Dans les camps Khmers Rouges...

Un jour que j’étais en remplacement dans le camp Khmer Rouge de Boraï, et que je faisais seul un tour de surveillance du camp, je m'enquis de pousser jusqu'à sa lisière. Je passais en 4x4, comme la piste était très accidentée, et qu'il y avait quelques ruisseaux à traverser. Une fois la bordure du camp atteinte, et comme j'aimais le faire à chaque fois au cours de mes tours de surveillance, je coupai le moteur, sortis du véhicule, et tout simplement observai et écoutai. Soudain, j'entendis des voix d'hommes qui se rapprochaient derrière les bambous et… je tombais tout à coup nez-à-nez avec une patrouille de combattants Khmers Rouges, armés jusqu’aux dents de AK7, grenades et RPG et qui repartaient au front. Ne sachant pas trop que faire dans cette situation on ne peut plus ambiguë pour un responsable onusien, j’optai vite pour la solution "désamorçante", en leur adressant en khmer un bonjour jovial, le sourire aux lèvres, et leur demandant où ils allaient. Ils me répondirent avec un grand sourire qu’ils allaient "casser du Vietnamien!", et passèrent leur chemin... Je venais de croiser pour la première fois des soldats Khmers Rouges en pleine campagne militaire… J’ai soufflé quelques minutes avant de reprendre le volant. J’eus par la suite bien d’autres occasions de rencontrer des soldats, voire des cadres Khmers Rouges, mais je me souviens surtout de cette première. 

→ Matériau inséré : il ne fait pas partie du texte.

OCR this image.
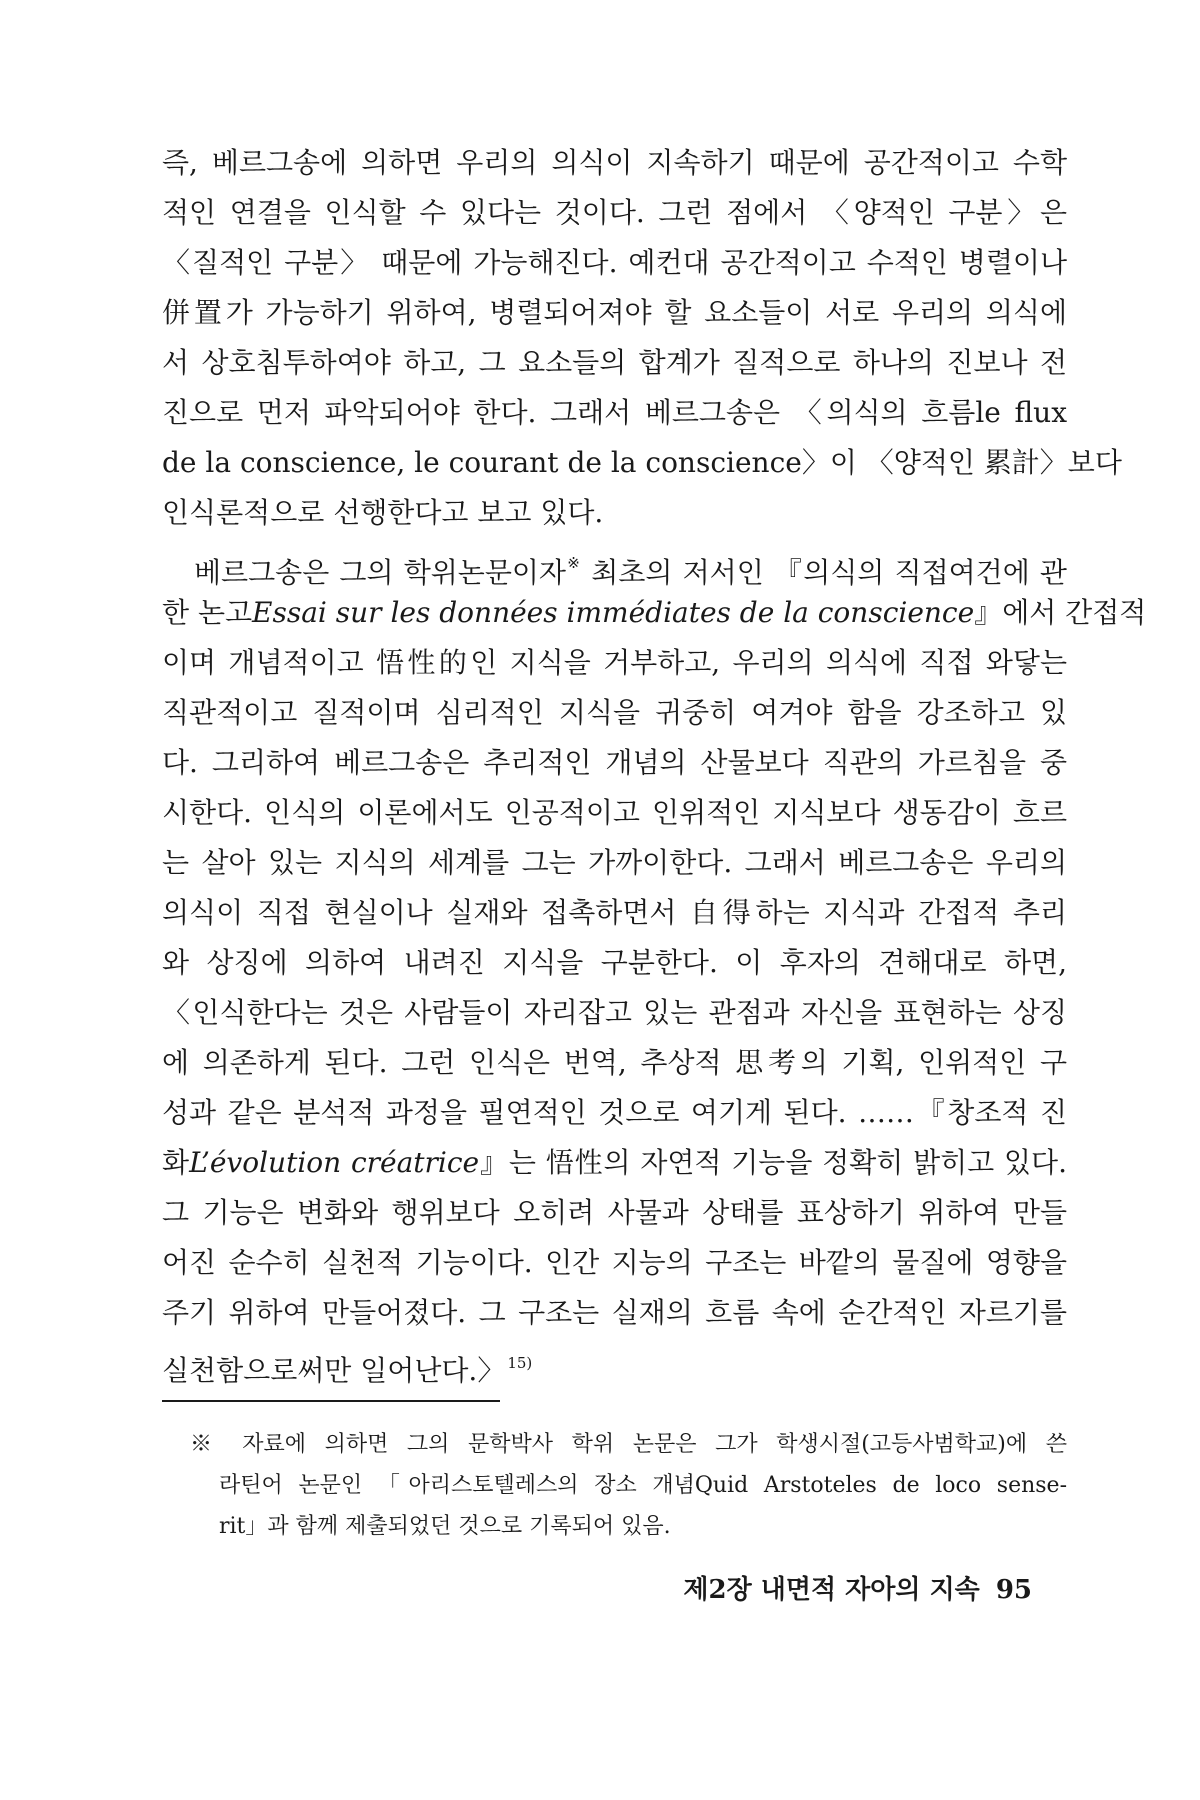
즉, 베르그송에 의하면 우리의 의식이 지속하기 때문에 공간적이고 수학
적인 연결을 인식할 수 있다는 것이다. 그런 점에서 〈양적인 구분〉은
〈질적인 구분〉 때문에 가능해진다. 예컨대 공간적이고 수적인 병렬이나
併置가 가능하기 위하여, 병렬되어져야 할 요소들이 서로 우리의 의식에
서 상호침투하여야 하고, 그 요소들의 합계가 질적으로 하나의 진보나 전
진으로 먼저 파악되어야 한다. 그래서 베르그송은 〈의식의 흐름le flux
de la conscience, le courant de la conscience〉이 〈양적인 累計〉보다
인식론적으로 선행한다고 보고 있다.
베르그송은 그의 학위논문이자※ 최초의 저서인 『의식의 직접여건에 관
한 논고Essai sur les données immédiates de la conscience』에서 간접적
이며 개념적이고 悟性的인 지식을 거부하고, 우리의 의식에 직접 와닿는
직관적이고 질적이며 심리적인 지식을 귀중히 여겨야 함을 강조하고 있
다. 그리하여 베르그송은 추리적인 개념의 산물보다 직관의 가르침을 중
시한다. 인식의 이론에서도 인공적이고 인위적인 지식보다 생동감이 흐르
는 살아 있는 지식의 세계를 그는 가까이한다. 그래서 베르그송은 우리의
의식이 직접 현실이나 실재와 접촉하면서 自得하는 지식과 간접적 추리
와 상징에 의하여 내려진 지식을 구분한다. 이 후자의 견해대로 하면,
〈인식한다는 것은 사람들이 자리잡고 있는 관점과 자신을 표현하는 상징
에 의존하게 된다. 그런 인식은 번역, 추상적 思考의 기획, 인위적인 구
성과 같은 분석적 과정을 필연적인 것으로 여기게 된다. ……『창조적 진
화L’évolution créatrice』는 悟性의 자연적 기능을 정확히 밝히고 있다.
그 기능은 변화와 행위보다 오히려 사물과 상태를 표상하기 위하여 만들
어진 순수히 실천적 기능이다. 인간 지능의 구조는 바깥의 물질에 영향을
주기 위하여 만들어졌다. 그 구조는 실재의 흐름 속에 순간적인 자르기를
실천함으로써만 일어난다.〉 $^{15)}$
※ 자료에 의하면 그의 문학박사 학위 논문은 그가 학생시절(고등사범학교)에 쓴
라틴어 논문인 「아리스토텔레스의 장소 개념Quid Arstoteles de loco sense-
rit」과 함께 제출되었던 것으로 기록되어 있음.
제2장 내면적 자아의 지속 95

Naturellement les camps recevant l'aide des Nations Unies, bien qu'administrés par les factions politiques de la résistance (à "l'envahisseur" vietnamien), se doivent impérativement d'être des camps civils. Mais comment assurer un tel statut quand on est entouré de camps militaires et qu'il ne viendrait pas à l'esprit des soldats qui occupent ces camps satellites, de venir visiter leur famille dans les camps civils sans leurs armes. Nous autres cadres onusiens, responsables des camps, avions peu de poids face aux militaires thaïlandais et khmers pour faire respecter l'obligation aux combattants cambodgiens de déposer leurs armes avant d'entrer dans les camps civils. Je me souviens de cette fois, parmi tant d'autres, où déambulant dans le camp khmer rouge de Boraï, en mission de surveillance, je m'approchai d'un aveugle, un ancien soldat Khmer rouge qui avait perdu les deux yeux au combat; il était heureux de pouvoir discuter avec un étranger, mais très vite se mit a pleurer sur son sort… il m'invita alors à m'asseoir dans sa petite hutte de bambou et de chaume. Nous poursuivîmes la conversation quand soudain, en scannant l'intérieur de la maison, mon regard se fixa sur l'incroyable: tout un arsenal d'armes, à peine caché, était là posé sur les bambous du plafond: AK47, RPG et moult grenades chinoises…  Non seulement le pauvre homme ne put se rendre compte de ce que je venais de découvrir, mais sans doute ne savait-il pas lui-même que sa maison servait d'entrepôt d'armes à ses camarades.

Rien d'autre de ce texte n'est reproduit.